When she was hospitalized they had her on a 60 carb or less meal plan, And she ate hotdogs, pizza, mac and cheese, basically whatever, as long as it was 60 or under.... its kinda hard when from the get go u are taught its ok for this or that....and i thought A1C is good under 7 ? for diabetic...? its been about a year and a half.... so its a long learning process....I think ill try to start lowering the carb amount per meal.... thanks for the input...also my son is 18 and has always been a very picky eater... always and one day I hope that changes but it hasnt yet.... so its very very very hard grocery shop.... hes so picky he wont eat anything new..... so its hard to tell him to bad we cant have this food in the house anymore..... I almost need a cabinet for him and fridge with a lock...... RRGGGG..... frustrating...
With Diabetes, less is best, less carbs, less insulin equals better control and less roller coasters.
many people eat carbs (and not less carbs) and take insulin. that's best for you, not for everyone else and certainly not for a growing, young child.
Right on!
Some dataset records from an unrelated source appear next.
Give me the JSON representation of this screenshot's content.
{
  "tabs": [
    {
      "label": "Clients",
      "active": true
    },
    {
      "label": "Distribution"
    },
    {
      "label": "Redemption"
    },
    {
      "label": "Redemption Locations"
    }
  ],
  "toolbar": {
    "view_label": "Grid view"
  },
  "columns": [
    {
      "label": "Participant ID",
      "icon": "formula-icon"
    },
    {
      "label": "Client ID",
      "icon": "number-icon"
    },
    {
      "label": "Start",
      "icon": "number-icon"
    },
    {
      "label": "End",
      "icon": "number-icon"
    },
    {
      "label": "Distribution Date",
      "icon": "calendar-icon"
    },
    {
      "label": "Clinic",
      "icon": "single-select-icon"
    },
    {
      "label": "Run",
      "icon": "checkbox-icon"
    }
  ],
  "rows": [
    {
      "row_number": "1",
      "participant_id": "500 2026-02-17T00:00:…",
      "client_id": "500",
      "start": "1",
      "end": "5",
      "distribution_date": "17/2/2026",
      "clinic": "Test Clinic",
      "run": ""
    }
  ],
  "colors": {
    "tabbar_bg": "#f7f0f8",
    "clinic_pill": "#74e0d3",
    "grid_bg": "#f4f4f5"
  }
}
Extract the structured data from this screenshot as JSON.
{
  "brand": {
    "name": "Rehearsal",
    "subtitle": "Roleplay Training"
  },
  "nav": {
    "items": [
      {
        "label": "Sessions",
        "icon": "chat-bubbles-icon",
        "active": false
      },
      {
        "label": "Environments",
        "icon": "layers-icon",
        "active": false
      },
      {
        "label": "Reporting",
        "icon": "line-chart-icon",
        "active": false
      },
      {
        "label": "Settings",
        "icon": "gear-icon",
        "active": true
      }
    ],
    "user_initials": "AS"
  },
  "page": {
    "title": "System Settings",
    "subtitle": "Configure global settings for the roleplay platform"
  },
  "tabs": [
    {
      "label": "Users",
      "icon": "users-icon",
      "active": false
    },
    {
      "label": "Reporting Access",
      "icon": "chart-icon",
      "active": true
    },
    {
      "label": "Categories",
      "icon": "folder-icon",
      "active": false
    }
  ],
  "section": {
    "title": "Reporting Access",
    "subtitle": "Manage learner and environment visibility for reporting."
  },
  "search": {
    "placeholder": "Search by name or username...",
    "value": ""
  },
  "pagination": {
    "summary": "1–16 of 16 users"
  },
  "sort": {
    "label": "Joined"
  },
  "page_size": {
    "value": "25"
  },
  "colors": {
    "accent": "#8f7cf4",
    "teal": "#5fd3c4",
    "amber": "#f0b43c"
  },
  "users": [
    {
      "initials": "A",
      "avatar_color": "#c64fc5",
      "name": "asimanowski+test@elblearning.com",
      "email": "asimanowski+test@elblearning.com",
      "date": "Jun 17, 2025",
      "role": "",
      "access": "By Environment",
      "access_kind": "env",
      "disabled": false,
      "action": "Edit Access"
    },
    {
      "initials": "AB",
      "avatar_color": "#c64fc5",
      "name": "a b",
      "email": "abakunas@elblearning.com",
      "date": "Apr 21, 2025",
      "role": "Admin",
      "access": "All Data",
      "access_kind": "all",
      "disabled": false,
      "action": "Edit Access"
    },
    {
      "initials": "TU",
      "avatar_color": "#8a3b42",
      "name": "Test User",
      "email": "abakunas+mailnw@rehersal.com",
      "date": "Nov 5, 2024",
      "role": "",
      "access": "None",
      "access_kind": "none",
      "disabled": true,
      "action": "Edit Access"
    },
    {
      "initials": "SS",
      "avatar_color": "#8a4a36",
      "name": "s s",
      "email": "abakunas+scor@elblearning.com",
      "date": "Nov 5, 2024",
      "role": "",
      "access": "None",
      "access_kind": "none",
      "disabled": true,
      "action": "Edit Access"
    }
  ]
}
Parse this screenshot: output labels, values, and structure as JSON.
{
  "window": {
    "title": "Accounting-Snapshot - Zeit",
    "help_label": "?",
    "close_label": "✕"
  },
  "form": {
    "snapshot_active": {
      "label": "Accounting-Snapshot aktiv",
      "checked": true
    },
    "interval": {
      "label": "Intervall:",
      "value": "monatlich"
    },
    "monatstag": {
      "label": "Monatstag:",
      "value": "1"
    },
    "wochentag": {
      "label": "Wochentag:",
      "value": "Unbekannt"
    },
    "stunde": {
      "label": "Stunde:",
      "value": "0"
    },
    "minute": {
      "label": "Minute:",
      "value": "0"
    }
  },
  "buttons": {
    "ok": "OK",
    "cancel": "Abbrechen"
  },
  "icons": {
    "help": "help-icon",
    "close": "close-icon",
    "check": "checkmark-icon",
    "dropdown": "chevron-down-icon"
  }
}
There is a reason that there are pediatric endocrinologists. Kids have different needs than adults and trying to treat a young child just like an adult is just wrong headed.
I almost always have at least 3 kinds of carbs when I eat. I think of it as a form of diversification. The cracker up front might hit pretty quickly but the apple comes 30 minutes later and hits pretty slowly (for me at least) so that everything tends to balance out.